At the last meeting of the nonaligned--in March, 1983, in New Delhi under the chairmanship of Indira Gandhi--the tone could not have been more different from Havana. Gandhi herself epitomized the changing mood. When she had been prime minister before, she had been continuously at loggerheads with President Richard M. Nixon. Now in power again, dealing with Ronald Reagan, she made a supreme effort to be reasonable and friendly.
Some of the old issues of discord seem to have drifted away. The Third World’s effort to impose some undefined, deadening economic superstructure on the world’s banking and trading system is now on the back burner. So is Israel. Yet South Africa is very much alive and, with the meeting being chaired by Zimbabwe, is going to be the No. 1 topic of discussion next week.
But even on this emotive issue the Soviets find it hard to get a foothold. Rhodesia became Zimbabwe after a 10-year guerrilla war. Despite the bitter passions raised by the conflict, the Africans made it difficult for Moscow to maneuver. They made it clear that they preferred Western initiatives to break the deadlock. This was true in Namibia (South-West Africa) as well, and it seems to be true in South Africa.

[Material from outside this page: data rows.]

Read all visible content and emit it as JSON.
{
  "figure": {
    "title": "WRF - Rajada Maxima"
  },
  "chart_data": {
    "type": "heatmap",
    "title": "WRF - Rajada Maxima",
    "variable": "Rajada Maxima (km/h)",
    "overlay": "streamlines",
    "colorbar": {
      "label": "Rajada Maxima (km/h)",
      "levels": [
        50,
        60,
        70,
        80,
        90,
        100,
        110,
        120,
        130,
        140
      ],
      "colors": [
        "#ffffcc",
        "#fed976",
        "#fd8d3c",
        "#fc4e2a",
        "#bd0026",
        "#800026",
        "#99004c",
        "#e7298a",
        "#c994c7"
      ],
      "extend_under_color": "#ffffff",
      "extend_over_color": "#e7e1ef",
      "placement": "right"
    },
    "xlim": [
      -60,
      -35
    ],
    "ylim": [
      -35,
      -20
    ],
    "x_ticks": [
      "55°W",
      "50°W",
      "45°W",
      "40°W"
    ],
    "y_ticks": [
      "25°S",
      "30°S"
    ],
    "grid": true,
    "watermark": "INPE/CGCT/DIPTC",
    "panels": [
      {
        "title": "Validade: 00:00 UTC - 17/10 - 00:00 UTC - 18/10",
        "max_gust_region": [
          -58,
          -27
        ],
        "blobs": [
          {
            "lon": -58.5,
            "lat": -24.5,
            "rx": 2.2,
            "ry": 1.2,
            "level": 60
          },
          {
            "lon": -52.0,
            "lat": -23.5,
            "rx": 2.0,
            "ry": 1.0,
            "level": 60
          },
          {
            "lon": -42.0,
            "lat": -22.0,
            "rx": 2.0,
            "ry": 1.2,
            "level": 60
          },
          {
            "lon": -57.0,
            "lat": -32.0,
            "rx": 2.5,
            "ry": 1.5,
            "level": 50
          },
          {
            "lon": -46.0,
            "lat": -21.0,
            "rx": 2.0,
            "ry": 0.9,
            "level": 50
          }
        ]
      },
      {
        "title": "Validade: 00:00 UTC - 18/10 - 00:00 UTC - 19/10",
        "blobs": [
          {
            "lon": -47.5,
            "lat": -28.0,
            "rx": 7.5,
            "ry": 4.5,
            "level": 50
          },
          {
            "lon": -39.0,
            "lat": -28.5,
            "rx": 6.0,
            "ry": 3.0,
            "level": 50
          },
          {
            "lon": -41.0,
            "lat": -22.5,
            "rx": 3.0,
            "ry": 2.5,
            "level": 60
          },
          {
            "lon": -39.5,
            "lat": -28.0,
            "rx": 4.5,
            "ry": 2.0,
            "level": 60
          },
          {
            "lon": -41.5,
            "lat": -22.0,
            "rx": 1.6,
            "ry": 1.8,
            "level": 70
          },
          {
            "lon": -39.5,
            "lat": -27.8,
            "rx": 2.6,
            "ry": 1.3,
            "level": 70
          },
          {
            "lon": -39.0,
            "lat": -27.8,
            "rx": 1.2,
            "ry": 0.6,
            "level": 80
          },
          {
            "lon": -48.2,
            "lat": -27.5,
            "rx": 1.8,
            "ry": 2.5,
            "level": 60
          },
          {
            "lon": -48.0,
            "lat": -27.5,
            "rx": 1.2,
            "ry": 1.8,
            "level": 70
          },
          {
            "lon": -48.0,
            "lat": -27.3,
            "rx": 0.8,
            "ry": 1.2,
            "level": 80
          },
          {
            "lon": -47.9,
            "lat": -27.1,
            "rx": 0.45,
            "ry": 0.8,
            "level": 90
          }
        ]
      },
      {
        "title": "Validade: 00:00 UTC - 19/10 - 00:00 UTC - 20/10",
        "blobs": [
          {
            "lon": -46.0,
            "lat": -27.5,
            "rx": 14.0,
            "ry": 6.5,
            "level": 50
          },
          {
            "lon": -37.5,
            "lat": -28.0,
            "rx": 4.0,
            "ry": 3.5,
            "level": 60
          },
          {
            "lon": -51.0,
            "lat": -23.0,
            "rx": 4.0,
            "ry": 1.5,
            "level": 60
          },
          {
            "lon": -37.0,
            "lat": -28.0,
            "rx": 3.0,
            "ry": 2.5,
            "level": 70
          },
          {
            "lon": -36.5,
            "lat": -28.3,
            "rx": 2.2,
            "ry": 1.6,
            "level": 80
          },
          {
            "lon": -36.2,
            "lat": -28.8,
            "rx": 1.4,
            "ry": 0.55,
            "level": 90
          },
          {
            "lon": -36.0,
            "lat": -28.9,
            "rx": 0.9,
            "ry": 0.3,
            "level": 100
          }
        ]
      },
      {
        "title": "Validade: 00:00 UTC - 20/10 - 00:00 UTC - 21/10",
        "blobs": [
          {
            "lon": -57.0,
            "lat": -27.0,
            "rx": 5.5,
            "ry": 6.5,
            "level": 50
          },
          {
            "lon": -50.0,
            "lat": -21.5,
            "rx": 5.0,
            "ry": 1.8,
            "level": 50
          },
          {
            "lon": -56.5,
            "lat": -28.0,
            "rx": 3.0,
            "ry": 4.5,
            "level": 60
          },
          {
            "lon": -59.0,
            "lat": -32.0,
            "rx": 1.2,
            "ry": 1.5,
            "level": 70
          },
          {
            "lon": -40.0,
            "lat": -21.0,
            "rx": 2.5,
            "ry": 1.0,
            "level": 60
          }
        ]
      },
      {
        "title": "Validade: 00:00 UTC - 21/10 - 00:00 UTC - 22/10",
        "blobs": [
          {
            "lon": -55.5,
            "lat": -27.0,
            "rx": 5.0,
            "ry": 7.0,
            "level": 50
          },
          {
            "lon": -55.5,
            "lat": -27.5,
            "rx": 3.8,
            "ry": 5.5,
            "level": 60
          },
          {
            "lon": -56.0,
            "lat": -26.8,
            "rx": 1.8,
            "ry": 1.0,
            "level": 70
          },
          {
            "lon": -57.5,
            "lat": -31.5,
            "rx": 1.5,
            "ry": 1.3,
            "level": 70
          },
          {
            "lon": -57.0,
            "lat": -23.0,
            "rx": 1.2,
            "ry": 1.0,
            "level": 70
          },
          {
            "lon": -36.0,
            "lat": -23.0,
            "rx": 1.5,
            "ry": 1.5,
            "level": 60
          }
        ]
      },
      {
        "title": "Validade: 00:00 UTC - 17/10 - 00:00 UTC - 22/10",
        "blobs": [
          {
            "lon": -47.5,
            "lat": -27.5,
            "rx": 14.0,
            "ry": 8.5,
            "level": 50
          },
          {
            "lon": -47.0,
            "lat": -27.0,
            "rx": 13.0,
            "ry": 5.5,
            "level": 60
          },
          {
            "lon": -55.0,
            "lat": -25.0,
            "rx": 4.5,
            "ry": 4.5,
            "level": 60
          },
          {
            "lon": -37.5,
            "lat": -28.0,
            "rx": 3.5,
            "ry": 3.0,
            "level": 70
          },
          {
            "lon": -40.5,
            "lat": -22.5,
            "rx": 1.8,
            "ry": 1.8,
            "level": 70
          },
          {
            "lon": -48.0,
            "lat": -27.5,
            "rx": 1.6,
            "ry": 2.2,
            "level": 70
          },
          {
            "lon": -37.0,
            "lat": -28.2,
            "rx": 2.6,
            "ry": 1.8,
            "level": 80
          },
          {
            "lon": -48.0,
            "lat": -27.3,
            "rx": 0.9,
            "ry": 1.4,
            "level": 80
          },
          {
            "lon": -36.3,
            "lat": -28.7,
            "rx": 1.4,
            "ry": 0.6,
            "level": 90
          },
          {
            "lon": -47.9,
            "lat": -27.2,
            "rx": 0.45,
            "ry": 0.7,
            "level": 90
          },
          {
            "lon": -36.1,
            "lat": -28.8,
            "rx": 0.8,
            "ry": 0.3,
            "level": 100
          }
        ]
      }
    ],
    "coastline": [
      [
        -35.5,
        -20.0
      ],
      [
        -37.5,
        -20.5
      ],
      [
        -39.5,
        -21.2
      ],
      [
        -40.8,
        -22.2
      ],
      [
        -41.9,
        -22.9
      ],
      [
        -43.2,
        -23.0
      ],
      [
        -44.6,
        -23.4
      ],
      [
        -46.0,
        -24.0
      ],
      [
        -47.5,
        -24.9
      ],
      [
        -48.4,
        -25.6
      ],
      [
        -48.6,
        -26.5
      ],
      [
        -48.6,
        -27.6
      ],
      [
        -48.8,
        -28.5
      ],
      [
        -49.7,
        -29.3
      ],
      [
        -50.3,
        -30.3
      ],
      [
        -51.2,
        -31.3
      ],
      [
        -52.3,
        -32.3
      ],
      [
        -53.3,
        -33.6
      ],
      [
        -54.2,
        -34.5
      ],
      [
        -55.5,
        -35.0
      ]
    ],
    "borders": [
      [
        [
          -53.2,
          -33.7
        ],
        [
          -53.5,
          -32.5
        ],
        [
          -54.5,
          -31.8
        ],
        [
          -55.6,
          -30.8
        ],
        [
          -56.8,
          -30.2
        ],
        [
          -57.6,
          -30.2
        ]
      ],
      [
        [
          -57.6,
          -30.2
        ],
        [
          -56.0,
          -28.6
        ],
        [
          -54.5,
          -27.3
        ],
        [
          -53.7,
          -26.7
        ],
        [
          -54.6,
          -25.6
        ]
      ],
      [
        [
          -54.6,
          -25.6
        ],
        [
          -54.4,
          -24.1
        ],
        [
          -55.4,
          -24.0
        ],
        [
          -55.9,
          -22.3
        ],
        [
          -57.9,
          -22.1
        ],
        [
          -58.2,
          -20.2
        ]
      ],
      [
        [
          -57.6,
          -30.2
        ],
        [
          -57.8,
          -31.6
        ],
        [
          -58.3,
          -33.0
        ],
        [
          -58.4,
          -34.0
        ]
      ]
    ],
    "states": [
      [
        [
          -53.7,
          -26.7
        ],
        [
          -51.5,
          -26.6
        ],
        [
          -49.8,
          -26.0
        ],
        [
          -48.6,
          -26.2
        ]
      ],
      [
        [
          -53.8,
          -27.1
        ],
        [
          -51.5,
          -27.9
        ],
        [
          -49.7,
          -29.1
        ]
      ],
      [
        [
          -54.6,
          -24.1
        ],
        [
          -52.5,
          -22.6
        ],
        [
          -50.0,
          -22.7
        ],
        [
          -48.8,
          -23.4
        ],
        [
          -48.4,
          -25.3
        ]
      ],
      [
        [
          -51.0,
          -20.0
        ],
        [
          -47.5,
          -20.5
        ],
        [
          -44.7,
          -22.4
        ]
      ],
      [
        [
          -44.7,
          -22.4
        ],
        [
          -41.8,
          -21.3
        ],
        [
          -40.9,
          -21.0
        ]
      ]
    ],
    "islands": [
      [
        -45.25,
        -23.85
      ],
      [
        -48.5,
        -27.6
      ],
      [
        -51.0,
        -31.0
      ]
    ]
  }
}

The West is seen as less monolithic than it once was. If President Reagan and British Prime Minister Margaret Thatcher appear hostile, many of the nonaligned nations now realize that the U.S. Congress or other Cabinet ministers in Thatcher’s government may not be. Also, they realize that Australia, Canada and some of the Western European countries can be usedto bring countervailing pressure to soften the intransigence of the Reagan-Thatcher axis.
The nonaligned movement is maturing and ripening, yet the Western world has been slow to understand and come to grips with its chemistry. Most of the Third World will never want to get too close to the West, even if their interests were better served that way. They are all nationalistic, all proud, all wanting to be different and sing their own tunes.
We have to give them room to stretch, and we shall bask in the fact that within the last 40 years nearly 100 new countries have been born, the great old empires have died and an increasing number of nonaligned nations take their nonalignment seriously. With this in mind, we can tune in to the inevitable words of criticism aired by the voices gathered in Zimbabwe, listen when they are wise and ignore them when they are foolish.
This is the world that we inhabit. They are the majority. We have the military and economic power. It is an uneasy balance, but it’s going along better than anyone had a right to expect.